Polski MSZ ostrzega przed podróżami do Libanu
Ministerstwo Spraw Zagranicznych zwraca uwagę, że w miejscach odwiedzanych przez cudzoziemców istnieje duże ryzyko ataku terrorystycznego.
2014-01-08, 21:51
Chodzi o centra handlowe, obiekty turystyczne, miejsca zgromadzeń, restauracje itp.
Ostrzeżenie dotyczy zwłaszcza Trypolisu, południowych przedmieść Bejrutu, pogranicza libańsko-syryjskiego i libijsko-izraelskiego oraz regionu doliny Bekaa.
Osoby planujące pobyt lub już przebywające w Libanie powinny zachować szczególną ostrożność, unikać wyżej wymienionych miejsc i zgłosić pobyt w systemie e-konsulat.
Sytuacja w Libii
W Trypolisie dochodzi do starć między sunnicką ludnością popierającą syryjskich powstańców a zwolennikami prezydenta Syrii Baszara el-Assada, którzy tak jak on są alawitami. Konflikty takie tliły się w Trypolisie już wcześniej, ale napięcia bardzo się nasiliły, gdy po stronie Assada zaangażował się libański szyicki Hezbollah. Alawici - odłam szyizmu - stanowią 11 proc. ludności Trypolisu, 80 proc. to sunnici.
Do Libanu przedzierają się uchodźcy i rebelianci z Syrii. W liczącym 4 mln mieszkańców kraju mieszka teraz, według oficjalnych danych ONZ, ponad 840 tys. syryjskich uchodźców, ale liczba ta może naprawdę sięgać miliona. W miasteczkach zbudowanych dla uchodźców dochodzi do aktów przemocy. Na wschodzie Libanu zanotowano kilka przypadków podpaleń namiotów Syryjczyków.
Wojna w Syrii
Konflikt w Syrii, trwający od marca 2011 roku, kosztował życie ponad 126 tys. ludzi - twierdzi Syryjskie Obserwatorium Praw Człowieka. Z kraju uciekło ok. 3 mln Syryjczyków.
Pod koniec października Organizacja ds.

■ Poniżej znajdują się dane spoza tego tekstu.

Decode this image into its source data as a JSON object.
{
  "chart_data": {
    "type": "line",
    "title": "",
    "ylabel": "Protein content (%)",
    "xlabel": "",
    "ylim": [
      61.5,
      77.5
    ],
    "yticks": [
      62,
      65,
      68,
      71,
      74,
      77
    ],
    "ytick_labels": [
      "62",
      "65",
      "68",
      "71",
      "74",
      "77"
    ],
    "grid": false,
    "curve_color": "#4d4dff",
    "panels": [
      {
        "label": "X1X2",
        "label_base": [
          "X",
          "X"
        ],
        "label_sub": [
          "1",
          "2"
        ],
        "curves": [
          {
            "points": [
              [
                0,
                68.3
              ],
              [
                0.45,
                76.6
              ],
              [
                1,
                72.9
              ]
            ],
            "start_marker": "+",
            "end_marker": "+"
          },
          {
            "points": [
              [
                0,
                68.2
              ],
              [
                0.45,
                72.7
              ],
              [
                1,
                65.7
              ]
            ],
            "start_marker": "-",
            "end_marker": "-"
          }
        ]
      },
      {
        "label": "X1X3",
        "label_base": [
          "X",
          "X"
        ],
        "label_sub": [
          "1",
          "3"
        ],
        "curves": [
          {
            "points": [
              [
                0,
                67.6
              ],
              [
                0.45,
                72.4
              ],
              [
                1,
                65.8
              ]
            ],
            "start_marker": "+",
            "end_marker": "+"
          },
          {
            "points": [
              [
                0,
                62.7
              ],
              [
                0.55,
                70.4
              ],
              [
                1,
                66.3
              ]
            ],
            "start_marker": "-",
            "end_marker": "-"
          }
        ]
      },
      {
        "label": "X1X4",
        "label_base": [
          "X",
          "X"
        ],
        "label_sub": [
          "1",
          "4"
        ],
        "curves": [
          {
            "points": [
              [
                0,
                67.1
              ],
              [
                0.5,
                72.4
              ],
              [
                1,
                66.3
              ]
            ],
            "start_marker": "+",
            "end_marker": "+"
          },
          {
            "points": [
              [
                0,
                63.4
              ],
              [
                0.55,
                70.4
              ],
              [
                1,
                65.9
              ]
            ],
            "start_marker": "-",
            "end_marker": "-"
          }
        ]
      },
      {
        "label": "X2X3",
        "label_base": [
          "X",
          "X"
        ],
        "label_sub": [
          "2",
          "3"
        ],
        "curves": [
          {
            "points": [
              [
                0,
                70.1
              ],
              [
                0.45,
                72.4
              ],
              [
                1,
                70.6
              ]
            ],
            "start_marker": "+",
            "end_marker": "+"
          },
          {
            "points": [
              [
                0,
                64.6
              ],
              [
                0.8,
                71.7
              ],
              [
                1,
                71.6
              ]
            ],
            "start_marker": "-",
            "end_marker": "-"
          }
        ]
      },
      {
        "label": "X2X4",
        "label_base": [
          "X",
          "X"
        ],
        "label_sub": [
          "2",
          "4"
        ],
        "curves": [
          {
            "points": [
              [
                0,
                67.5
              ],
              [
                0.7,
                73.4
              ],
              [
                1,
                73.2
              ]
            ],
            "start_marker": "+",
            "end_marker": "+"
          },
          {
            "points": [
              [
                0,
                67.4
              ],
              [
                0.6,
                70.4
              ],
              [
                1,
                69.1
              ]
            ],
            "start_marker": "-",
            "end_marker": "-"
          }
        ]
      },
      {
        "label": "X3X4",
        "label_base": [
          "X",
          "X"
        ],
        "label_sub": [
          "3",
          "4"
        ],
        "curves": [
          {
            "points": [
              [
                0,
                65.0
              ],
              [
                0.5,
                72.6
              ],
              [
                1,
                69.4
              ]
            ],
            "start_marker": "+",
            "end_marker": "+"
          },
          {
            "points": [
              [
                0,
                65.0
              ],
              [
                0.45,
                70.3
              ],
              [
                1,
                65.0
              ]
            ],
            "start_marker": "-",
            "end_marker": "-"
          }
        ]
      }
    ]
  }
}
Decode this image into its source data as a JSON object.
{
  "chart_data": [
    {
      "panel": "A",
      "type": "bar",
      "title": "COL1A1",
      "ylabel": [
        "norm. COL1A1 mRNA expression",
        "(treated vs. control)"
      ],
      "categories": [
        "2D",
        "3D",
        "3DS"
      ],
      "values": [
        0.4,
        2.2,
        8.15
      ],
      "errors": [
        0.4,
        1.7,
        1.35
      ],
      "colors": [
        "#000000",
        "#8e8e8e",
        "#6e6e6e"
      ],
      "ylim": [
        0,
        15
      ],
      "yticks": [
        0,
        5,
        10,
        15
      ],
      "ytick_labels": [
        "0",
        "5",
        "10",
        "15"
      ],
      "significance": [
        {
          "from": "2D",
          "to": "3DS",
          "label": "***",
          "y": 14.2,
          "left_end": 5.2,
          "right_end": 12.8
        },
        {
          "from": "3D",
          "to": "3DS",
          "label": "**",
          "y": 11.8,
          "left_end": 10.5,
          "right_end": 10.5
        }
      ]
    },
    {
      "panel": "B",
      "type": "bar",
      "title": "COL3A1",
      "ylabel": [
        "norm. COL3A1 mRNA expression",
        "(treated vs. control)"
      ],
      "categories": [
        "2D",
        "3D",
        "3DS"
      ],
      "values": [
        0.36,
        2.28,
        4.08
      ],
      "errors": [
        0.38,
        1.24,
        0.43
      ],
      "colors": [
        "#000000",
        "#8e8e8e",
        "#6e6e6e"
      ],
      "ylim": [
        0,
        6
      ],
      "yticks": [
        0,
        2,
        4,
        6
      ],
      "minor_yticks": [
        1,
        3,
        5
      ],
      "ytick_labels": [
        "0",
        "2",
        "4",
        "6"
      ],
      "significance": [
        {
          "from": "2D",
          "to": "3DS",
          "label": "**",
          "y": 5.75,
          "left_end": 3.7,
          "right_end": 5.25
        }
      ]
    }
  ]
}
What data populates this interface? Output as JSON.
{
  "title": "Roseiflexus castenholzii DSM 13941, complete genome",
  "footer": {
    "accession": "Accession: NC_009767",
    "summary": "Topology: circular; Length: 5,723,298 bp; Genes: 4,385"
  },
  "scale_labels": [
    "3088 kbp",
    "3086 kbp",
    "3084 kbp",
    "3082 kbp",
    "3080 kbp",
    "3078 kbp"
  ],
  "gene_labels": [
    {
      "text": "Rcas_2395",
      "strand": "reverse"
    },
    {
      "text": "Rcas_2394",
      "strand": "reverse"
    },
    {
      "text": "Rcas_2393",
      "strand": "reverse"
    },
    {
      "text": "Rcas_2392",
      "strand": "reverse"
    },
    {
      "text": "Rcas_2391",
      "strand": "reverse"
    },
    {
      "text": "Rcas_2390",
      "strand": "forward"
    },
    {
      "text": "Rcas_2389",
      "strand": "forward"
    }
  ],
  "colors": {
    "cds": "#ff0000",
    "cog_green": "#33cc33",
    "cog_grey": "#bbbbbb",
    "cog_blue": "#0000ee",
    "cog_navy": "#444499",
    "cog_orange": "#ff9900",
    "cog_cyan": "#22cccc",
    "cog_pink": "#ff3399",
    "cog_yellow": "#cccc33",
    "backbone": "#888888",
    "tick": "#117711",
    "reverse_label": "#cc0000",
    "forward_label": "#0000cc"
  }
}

Zakazu Broni Chemicznej (OPCW) ogłosiła, że Syria zniszczyła wszystkie zadeklarowane obiekty służące do produkcji broni chemicznej i mieszania jej komponentów, co stanowi ważny etap programu całkowitego niszczenia tego arsenału.
Zniszczenie tych obiektów oznacza, że Syria nie może już produkować broni chemicznej. Damaszek musi jednak jeszcze rozpocząć proces niszczenia już istniejącego arsenału. Eksperci szacują, że Syria ma ponad 1000 ton broni chemicznej, w tym 300 ton gazu musztardowego i sarinu oraz drażniący układ krwionośny i nerwowy gaz bojowy VX.
WOJNA W SYRII - zobacz serwis specjalny>>>
Prezydent Syrii Baszar el-Assad zgodził się zniszczyć broń chemiczną w ramach rosyjsko-amerykańskiego porozumienia, mającego zapobiec uderzeniu militarnemu USA na cele reżimu syryjskiego w reakcji na atak chemiczny pod Damaszkiem 21 sierpnia . Stany Zjednoczone i ich sojusznicy przypisują odpowiedzialność za ten atak reżimowi Assada. Natomiast Damaszek wspierany przez Rosję utrzymuje, że była to prowokacja rebeliantów.
Zgodnie z rezolucją Rady Bezpieczeństwa ONZ Syria musi umożliwić zniszczenie jej broni chemicznej do połowy 2014 roku.